The frequency of isolation was 32.0% (n=25) as eight samples from the vultures were positive for P. aeruginosa. Mutually exclusive exo-s and exo-u virulence factors were confirmed in five and three samples, respectively, while alg was present in all the isolates. Three isolates, from both seasons, showed MAR. All the isolates were resistant to ampicillin and susceptible to amikacin, ciprofloxacin, gentamicin, and polymyxin B. The isolates showed reduced susceptibilities to bacitracin, carbenicillin, cephalothin, colistin, kanamycin, cephotaxime, nalidixic acid, and nitrofurantoin. Complete susceptibility to ciprofloxacin is notable, as resistance to fluoroquinolones is encoded exclusively by chromosomal genes, while resistance to beta-lactam antibiotics and aminoglycosides could be plasmid mediated (12), indicative of the role of conjugative plasmids for acquiring resistance genes. These findings are significant as the vultures were without any prior therapeutic exposure to antimicrobials, and also information on MAR P. aeruginosa from avian wildlife is very rare, especially from Asia. The presence of exo-s, exo-u, and alg genes, which are important determinants of the virulence of P. aeruginosa (1, 13, 14), is probably a novel finding. All bacteria, isolated from the vultures, internally or externally, can potentially cause horizontal disease transmission both in wildlife and humans (15). The observed persistence of the potentially virulent and MAR isolates in both wintering seasons, the migratory movements of the vultures, and their interaction with other species of migratory raptors at Jorbeer were substantial reasons underlining the spatial and ecological efficiency of the vultures as a potential epidemiological vector of P. aeruginosa and associated resistance and virulence genes.

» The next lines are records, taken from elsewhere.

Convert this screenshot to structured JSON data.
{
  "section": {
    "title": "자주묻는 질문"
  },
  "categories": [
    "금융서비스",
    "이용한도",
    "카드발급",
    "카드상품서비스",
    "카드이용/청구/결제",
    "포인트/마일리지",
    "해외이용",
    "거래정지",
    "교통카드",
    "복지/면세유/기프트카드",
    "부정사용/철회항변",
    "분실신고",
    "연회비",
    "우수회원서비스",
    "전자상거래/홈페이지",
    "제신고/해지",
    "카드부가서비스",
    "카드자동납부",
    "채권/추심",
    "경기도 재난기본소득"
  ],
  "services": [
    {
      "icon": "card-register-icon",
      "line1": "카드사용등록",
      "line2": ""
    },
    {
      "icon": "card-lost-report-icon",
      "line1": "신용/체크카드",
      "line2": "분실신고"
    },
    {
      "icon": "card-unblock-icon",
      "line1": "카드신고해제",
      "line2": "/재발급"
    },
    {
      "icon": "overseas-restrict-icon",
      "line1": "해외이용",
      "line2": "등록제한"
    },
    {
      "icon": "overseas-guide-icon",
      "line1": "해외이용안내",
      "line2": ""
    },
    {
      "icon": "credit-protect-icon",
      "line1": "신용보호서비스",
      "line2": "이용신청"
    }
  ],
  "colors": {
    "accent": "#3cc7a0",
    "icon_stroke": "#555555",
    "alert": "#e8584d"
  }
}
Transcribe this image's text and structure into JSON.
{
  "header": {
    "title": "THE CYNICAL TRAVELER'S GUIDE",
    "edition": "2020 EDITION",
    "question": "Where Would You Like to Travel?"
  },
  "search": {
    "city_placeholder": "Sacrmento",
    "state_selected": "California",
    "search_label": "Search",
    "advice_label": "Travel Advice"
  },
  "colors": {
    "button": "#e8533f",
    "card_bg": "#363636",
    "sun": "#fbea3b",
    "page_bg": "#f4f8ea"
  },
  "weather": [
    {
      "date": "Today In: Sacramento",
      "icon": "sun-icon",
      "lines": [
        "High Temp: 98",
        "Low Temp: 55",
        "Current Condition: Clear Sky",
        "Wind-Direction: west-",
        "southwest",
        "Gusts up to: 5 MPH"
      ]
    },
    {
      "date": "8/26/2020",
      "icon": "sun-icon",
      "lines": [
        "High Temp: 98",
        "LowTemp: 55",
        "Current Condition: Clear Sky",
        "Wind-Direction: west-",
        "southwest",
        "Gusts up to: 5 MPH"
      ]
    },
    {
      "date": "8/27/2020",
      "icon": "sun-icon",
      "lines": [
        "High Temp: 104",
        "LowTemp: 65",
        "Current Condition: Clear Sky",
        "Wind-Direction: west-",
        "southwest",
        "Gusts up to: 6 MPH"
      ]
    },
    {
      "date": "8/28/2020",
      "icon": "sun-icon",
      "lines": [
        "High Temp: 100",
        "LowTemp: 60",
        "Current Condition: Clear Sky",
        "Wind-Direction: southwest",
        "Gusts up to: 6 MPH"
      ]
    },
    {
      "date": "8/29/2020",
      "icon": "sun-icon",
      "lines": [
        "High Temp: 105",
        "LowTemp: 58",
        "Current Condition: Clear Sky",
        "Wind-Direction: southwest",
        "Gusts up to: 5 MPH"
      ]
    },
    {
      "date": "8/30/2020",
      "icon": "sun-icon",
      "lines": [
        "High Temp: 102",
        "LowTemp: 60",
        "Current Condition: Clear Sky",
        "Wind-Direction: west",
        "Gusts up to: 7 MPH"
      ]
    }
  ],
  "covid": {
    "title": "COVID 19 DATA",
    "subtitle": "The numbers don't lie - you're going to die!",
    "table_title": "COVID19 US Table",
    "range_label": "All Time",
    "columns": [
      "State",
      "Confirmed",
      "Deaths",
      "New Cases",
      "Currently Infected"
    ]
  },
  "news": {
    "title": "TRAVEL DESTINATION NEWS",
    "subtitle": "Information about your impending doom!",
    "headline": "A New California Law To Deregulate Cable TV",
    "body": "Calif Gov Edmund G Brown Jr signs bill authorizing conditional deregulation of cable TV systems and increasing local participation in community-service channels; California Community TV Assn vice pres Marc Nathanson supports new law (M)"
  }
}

These findings highlight a risk of impairing regional measures to control emerging MAR and pathogenic strains of P. aeruginosa. Moreover, because of the pathogenicity of P. aeruginosa in other raptorial species (4) and its remarkable host adaptabilities, further studies are advocated to investigate potential detrimental effects (if any) to these endangered vultures along with dedicated molecular studies to determine the mechanisms responsible for the acquirement of the antimicrobial resistance by the P. aeruginosa.